Plot update times vs. number of rows for each input type, including a log-log inset.

[5]:
# Plot style settings
plt.rcParams['axes.labelsize'] = 18
plt.rcParams['axes.titlesize'] = 18
plt.rcParams['xtick.labelsize'] = 14
plt.rcParams['ytick.labelsize'] = 14

# Prepare plot
fig, ax = plt.subplots(figsize=(10, 6))

# Color and marker maps
colors = {'pydict': '#c05600', 'pylist': '#e52207', 'pandas': '#59b9de', 'table': '#e5a000'}
markers = {'pydict': 's', 'pylist': 'o', 'pandas': 'D', 'table': 'P'}

# Main plot
handles = []
for key, grp in df.groupby('input_data_type'):
    h, = ax.plot(
        grp['n_rows'], grp['update_times'],
        label=key, color=colors[key], marker=markers[key], linestyle='solid'
    )
    handles.append(h)

ax.set_xlabel('Number of Rows')
ax.set_ylabel('Update Time (s)')
ax.grid(True)

# Inset axes
ax_in = inset_axes(ax, width='36%', height='36%', loc='upper left',
                   bbox_to_anchor=(0.1, -0.03, 1, 1), bbox_transform=ax.transAxes)
for key, grp in df.groupby('input_data_type'):
    ax_in.plot(
        grp['n_rows'], grp['update_times'],
        color=colors[key], marker=markers[key], linestyle='solid'
    )
ax_in.set_xscale('log')
ax_in.set_yscale('log')

nticks = 9
maj_loc = ticker.LogLocator(numticks=nticks)
min_loc = ticker.LogLocator(subs="all", numticks=nticks)
ax_in.xaxis.set_major_locator(maj_loc)
ax_in.xaxis.set_minor_locator(min_loc)

# Set the same linestyle and make the spine thicker for visibility
ax_in.spines["left"].set_linestyle("solid")
ax_in.spines["left"].set_linewidth(2.5)  # Increase the line width for visibility

ax_in.tick_params(
    axis="both", which="major", length=6, width=1.5, direction="out"
)
ax_in.tick_params(axis="x", which="minor", length=3, width=1, direction="out")
ax_in.tick_params(axis="y", which="minor", length=3, width=1, direction="out")

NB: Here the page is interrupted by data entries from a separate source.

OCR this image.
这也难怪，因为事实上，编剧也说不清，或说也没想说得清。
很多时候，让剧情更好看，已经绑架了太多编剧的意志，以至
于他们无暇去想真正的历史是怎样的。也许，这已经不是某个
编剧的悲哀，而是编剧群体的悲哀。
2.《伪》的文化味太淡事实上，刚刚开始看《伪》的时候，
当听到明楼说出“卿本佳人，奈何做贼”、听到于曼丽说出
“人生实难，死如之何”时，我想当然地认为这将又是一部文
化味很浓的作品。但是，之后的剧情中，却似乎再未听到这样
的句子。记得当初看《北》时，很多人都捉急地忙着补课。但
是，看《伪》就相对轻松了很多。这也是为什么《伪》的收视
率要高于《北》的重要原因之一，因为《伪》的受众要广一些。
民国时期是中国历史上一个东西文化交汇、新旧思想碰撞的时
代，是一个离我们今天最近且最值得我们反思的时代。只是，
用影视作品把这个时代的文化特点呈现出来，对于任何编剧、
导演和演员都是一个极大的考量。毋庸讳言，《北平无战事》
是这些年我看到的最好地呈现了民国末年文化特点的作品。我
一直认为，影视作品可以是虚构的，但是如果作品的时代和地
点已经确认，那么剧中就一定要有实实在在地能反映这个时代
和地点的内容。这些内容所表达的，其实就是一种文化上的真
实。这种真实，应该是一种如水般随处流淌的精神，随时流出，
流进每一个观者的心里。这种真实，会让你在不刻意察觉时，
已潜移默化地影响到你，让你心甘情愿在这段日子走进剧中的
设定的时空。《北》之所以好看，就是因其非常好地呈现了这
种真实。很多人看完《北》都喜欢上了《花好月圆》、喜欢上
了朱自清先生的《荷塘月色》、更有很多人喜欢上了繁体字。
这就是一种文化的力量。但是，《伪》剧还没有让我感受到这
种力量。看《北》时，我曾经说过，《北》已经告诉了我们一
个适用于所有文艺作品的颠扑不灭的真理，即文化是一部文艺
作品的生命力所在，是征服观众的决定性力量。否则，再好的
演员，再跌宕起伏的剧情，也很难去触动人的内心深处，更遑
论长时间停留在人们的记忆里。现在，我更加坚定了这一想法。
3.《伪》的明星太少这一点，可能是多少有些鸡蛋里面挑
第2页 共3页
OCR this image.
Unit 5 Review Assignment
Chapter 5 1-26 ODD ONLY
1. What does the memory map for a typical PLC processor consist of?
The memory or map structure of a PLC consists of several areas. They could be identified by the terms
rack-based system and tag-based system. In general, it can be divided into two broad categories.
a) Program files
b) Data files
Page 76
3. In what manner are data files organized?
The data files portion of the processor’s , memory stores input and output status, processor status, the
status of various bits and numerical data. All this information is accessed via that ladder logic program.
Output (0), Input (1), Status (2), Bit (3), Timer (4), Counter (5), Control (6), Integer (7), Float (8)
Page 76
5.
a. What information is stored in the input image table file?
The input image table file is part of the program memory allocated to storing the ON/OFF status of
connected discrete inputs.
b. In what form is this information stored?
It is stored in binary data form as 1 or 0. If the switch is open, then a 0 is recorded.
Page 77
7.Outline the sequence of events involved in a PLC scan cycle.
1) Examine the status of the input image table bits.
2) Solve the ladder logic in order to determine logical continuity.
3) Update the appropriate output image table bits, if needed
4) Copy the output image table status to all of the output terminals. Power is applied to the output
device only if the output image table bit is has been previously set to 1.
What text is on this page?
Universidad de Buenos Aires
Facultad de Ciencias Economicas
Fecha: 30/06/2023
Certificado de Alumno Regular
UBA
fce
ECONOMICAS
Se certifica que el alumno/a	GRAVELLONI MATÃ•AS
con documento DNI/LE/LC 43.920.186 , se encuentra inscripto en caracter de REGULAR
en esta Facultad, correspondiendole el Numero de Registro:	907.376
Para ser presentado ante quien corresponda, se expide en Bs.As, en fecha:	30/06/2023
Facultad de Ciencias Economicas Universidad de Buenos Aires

ax_in.set_xlabel('Rows (log)', fontsize=8)
ax_in.set_ylabel('Update Time (log)', fontsize=8)
ax_in.grid(True)

ax.legend(handles=handles, loc='upper center', bbox_to_anchor=(0.12, 0, 1, 1))
ax.set_title('Input Update Benchmark for ParquetDB')
plt.tight_layout()
plt.savefig(os.path.join(bench_dir,"input-type-update_benchmark.pdf"))
plt.show()
C:\Users\lllang\AppData\Local\Temp\ipykernel_22152\1546944237.py:60: UserWarning: This figure includes Axes that are not compatible with tight_layout, so results might be incorrect.
  plt.tight_layout()
../../_images/examples_benchmarks_Input_Update_Benchmark_11_1.png

6. Dicussion

  1. Preprocessing cost dominates

    • Every update run spends the bulk of its time converting the input into a PyArrow‐compatible table before the actual write occurs. As a result, raw I/O and compute on the Parquet side are a small fraction of the total.

  2. Input format matters

    • ``pylist`` (list of dicts) is by far the slowest—its untyped, row‐oriented structure forces Python to rebuild every column from scratch, yielding linear growth up to ~30 s at 1 M rows.

    • ``pydict`` (dict of column lists) improves on that by keeping each column contiguous in memory, but still pays a field‐by‐field conversion cost, rising from ~9 s to ~15 s.

    • ``pandas.DataFrame`` and ``pyarrow.Table`` inputs are essentially “zero‐copy” (or very low‐overhead) for Arrow ingestion: they start at ~8.5 s and only tick up to ~9.7 s even at 1 M rows.

  3. Key takeaway

    • For batch updates of large tables, feeding ParquetDB with columnar inputs (Pandas or native PyArrow tables) is critical to minimizing pre‑processing latency. Row‑oriented Python structures will quickly become the bottleneck.